The World Health Organization (WHO) reports: “Since 1985, the international healthcare community has considered the ideal rate for caesarean sections to be between 10-15%. Since then, caesarean sections have become increasingly common in both developed and developing countries. When medically necessary, a caesarean section can effectively prevent maternal and newborn mortality. Two new studies show that when caesarean section rates rise towards 10% across a population, the number of maternal and newborn deaths decreases. When the rate goes above 10%, there is no evidence that mortality rates improve”. Using this benchmark it is clear that private facilities are resorting to caesarean deliveries for unethical commercial reasons and not based on medical needs. On the other hand, the very low rates of caesarean deliveries in the public sector in some states – Bihar, Haryana and MP – point to poor capacity in public health facilities.

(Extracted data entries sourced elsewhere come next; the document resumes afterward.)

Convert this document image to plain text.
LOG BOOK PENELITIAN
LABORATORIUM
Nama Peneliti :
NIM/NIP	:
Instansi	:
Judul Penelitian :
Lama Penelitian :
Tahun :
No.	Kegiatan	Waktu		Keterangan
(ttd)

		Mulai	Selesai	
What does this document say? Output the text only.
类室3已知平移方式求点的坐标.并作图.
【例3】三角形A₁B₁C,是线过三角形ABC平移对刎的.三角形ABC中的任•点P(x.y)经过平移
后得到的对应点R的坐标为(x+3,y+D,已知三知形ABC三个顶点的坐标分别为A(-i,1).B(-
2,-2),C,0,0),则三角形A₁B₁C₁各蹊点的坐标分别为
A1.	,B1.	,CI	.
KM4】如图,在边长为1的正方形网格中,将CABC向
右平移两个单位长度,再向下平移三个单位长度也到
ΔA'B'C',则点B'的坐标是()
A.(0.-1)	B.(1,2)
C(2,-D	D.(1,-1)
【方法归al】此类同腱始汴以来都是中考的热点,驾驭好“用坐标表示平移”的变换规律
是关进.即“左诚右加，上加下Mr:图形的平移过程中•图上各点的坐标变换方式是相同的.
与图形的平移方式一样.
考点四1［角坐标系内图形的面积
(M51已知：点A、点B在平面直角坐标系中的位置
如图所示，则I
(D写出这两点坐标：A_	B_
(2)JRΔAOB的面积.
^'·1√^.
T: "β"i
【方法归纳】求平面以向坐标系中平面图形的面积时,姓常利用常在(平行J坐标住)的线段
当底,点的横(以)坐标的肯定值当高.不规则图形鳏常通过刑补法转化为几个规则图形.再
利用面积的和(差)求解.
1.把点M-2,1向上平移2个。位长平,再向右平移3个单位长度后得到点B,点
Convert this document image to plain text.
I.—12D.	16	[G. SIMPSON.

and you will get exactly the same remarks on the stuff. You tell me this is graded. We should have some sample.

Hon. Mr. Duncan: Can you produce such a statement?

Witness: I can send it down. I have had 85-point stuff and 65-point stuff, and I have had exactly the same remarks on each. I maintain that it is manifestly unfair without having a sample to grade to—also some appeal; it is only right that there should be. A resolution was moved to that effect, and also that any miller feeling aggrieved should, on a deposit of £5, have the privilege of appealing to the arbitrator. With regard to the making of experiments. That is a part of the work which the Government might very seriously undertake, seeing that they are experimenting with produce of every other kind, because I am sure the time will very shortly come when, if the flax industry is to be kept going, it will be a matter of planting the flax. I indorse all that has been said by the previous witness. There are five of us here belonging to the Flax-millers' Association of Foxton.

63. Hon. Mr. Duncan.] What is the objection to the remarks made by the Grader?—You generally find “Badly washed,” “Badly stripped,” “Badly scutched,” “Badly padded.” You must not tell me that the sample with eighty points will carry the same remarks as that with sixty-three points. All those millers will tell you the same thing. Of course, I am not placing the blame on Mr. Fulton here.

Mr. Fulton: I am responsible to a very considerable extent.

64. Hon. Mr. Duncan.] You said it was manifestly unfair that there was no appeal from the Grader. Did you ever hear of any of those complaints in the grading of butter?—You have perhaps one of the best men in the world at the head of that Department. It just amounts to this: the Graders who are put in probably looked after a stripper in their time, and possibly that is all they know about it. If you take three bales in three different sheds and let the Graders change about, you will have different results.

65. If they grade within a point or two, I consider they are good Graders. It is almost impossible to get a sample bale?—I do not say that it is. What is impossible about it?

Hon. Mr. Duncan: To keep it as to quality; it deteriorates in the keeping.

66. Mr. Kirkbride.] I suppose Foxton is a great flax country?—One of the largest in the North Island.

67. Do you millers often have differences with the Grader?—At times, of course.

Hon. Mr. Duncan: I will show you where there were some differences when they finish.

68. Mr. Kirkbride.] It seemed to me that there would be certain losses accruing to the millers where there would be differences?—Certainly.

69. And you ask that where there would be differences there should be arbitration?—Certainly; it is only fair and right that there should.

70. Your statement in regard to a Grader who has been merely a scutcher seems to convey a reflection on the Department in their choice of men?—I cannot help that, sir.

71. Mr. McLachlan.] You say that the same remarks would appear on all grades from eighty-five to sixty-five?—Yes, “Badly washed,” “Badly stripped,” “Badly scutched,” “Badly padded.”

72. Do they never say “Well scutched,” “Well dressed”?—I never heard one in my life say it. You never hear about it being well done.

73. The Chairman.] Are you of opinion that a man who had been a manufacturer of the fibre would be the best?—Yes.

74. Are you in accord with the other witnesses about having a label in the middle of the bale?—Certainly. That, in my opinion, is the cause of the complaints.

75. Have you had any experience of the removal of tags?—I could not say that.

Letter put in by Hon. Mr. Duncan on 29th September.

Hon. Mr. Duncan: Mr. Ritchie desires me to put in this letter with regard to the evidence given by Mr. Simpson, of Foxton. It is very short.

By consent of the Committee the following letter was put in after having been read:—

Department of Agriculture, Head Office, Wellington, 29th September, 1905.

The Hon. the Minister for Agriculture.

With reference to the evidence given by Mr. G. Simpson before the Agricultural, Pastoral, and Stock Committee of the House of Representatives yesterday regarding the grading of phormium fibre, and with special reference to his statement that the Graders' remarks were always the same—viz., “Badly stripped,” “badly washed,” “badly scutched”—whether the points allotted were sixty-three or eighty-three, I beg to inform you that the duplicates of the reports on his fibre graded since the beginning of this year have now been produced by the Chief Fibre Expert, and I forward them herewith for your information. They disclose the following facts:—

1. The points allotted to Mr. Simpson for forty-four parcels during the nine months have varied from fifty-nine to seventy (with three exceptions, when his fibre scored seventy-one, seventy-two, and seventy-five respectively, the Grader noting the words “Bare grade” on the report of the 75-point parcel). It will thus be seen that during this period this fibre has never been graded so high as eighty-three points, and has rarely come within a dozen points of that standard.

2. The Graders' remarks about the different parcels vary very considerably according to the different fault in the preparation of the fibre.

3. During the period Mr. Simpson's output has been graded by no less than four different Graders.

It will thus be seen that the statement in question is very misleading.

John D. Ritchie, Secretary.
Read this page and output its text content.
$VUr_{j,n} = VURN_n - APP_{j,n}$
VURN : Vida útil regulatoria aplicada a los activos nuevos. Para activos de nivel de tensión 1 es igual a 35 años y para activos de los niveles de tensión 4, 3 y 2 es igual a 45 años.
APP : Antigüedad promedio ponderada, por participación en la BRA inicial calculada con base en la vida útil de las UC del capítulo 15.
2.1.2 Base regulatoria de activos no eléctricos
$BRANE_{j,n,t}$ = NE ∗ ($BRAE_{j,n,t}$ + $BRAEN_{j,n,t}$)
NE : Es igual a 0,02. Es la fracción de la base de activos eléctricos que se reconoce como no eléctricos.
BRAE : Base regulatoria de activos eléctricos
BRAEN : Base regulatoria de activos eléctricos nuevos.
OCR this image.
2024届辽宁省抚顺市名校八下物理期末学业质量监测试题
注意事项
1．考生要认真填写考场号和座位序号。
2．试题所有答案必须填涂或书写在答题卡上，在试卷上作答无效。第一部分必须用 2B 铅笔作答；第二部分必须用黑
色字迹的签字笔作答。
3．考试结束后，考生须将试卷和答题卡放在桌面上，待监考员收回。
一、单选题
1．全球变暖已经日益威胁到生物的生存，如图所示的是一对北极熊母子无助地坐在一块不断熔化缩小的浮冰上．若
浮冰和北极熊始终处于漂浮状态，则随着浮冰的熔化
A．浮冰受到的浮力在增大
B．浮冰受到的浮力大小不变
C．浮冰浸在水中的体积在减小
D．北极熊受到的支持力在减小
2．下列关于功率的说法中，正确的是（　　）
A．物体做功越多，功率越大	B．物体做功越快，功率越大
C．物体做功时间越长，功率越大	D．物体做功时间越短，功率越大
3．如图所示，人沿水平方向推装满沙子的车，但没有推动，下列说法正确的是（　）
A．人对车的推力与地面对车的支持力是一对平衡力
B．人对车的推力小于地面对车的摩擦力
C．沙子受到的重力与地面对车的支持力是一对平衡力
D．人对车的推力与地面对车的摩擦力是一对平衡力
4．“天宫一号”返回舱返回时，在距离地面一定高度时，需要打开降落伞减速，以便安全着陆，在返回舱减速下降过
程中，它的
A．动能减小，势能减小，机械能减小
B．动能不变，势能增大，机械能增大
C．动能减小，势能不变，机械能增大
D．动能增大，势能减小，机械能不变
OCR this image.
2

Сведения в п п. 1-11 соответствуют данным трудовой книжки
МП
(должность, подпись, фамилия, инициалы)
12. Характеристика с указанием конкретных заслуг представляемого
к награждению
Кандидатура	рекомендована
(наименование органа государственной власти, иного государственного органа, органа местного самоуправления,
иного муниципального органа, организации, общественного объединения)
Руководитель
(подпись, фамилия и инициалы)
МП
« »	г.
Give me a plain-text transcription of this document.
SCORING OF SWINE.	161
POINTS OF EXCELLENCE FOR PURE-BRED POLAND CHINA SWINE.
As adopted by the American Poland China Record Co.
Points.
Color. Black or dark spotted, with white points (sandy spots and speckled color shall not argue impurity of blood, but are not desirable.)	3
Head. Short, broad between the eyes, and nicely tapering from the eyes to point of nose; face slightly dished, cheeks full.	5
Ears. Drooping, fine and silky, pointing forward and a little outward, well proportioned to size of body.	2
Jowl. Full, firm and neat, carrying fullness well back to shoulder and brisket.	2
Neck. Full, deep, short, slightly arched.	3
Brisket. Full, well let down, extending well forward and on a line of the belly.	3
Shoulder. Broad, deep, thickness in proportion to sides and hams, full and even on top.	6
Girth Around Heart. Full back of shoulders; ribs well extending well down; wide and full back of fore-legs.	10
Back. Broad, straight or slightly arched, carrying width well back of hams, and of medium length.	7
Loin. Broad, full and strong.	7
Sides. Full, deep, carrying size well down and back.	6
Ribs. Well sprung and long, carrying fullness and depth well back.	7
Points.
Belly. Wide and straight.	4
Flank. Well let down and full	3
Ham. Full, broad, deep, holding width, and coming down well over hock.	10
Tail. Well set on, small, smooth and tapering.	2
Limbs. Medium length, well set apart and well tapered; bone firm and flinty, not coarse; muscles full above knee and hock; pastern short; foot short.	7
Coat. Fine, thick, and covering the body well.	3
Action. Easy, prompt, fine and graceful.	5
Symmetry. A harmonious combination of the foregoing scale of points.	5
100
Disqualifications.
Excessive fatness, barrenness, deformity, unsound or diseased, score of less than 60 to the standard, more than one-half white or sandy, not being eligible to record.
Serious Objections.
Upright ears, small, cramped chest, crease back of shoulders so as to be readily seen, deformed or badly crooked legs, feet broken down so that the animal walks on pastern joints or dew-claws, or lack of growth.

Tripura outshines the big states
While the data from Tripura has not been discussed in the earlier analysis, it is worth mentioning that the state’s progress has been remarkable in many areas when compared to even the better performing states. The decline in child mortality in Tripura, from 104.6 in 1992 to 33 in 2015 is the steepest among all the states studied. Decline in child malnutrition levels (from 39.6 to 24.1) has also been the steepest and its rate of 24.1% is only marginally worse than the best performing state (in the sample studied) of Tamilnadu. Further, Tripura’s child sex ratio -- at 966 – is better than that of any of the large states studied.
Is the government listening?
While we await more details from NFHS 4, even the limited data available shows a mirror to all that we are doing wrong while implementing healthcare and social protection policies. While there are major regional variations, we are clearly not doing enough and in some cases we are sliding back. It is relatively easy to gather data, the harder part is to draw appropriate lessons and inform policy based on an analysis of data. The present government, high on rhetoric and abysmally poor in deliver, clearly has its work cut out.